Perovskites have emerged as a highly efficient material for solar cells, but research continues to make the technology longer lasting.
The new NREL cell retained 80% of its maximum efficiency after 1,500 hours of continuous operation, or more than 62 days.
"This represents an accelerated aging test in the lab," said Kai Zhu, a senior scientist at NREL and co-author of a new paper detailing the research. "At this tandem efficiency level, the best reported stability in literature is normally several hundred hours."
Details about the new cell are spelled out in "Carrier control in the Sn-Pb narrow-bandgap perovskites via 2D cation engineering for all-perovskite tandem solar cells with improved efficiency and stability," which appears in the journal Nature Energy.
Perovskite refers to a crystalline structure rather than to a specific element such as silicon, and the solar cells are made from a chemical solution affixed to a substrate. The two corresponding authors, Kai Zhu and Jinhui Tong, said a tandem perovskite cell, in which two layers are joined to capture slightly different slices of the solar spectrum, can be more than 30% efficient.
The other co-authors from NREL are Qi Jiang (co-first author), Andrew Ferguson, Axel Palmstrom, Ji Hao, Sean Dunfield, Amy Louks, Steven Harvey, Haipeng Lu, Ryan France, Fei Zhang, Mengjin Yang, John Geisz, Matthew Beard, Darius Kuciauskas, and Joseph Berry. Other contributors are from the University of Colorado–Boulder and the University of Toledo.
Many of these researchers demonstrated in a 2019 paper published in the journal Science a tin-lead tandem perovskite cell with an efficiency measured at 23.1%. They compensated for any problems caused by tin by adding the chemical compound guanidinium thiocyanate, which resulted in marked improvements in the structural and optoelectronic properties of the cell. Solar cells create electricity when sunlight triggers the movement of electrons. A longer carrier lifetime associated with the movement improves the efficiency of the cell. The addition of guanidinium thiocyanate bolstered the carrier lifetime from less than 200 nanoseconds (each nanosecond is a billionth of a second) to 1 microsecond (or a millionth of a second).

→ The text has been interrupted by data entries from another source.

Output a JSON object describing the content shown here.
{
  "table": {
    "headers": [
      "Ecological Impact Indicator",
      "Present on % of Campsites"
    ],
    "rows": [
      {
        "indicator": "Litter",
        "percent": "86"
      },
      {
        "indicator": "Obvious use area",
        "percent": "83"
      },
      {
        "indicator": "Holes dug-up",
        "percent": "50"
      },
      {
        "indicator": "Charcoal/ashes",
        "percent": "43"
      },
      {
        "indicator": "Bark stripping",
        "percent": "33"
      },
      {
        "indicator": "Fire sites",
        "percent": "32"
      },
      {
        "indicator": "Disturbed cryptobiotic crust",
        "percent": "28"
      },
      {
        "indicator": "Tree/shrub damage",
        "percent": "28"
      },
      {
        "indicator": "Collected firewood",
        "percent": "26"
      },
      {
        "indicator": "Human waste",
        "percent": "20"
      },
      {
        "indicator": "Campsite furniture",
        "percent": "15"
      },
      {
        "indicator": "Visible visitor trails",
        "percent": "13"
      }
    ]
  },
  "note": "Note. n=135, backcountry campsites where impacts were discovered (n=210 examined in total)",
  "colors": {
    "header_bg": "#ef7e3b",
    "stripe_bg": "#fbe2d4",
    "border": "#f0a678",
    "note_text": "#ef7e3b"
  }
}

Improving upon that earlier experiment, the scientists added phenethylammonium iodide along with guanidinium thiocyanate. The improved tin-lead perovskite saw its carrier lifetime increase to about 9 microseconds. The combined additives also reduced the defect density associated with tin oxidation to a level unprecedented for tin-lead perovskites and similar to the values for lead-only perovskites.
The new cell also demonstrated an improvement in the voltage generated, at 2.1142 volts. In comparison, the best certified tandem device registered 2.048 volts.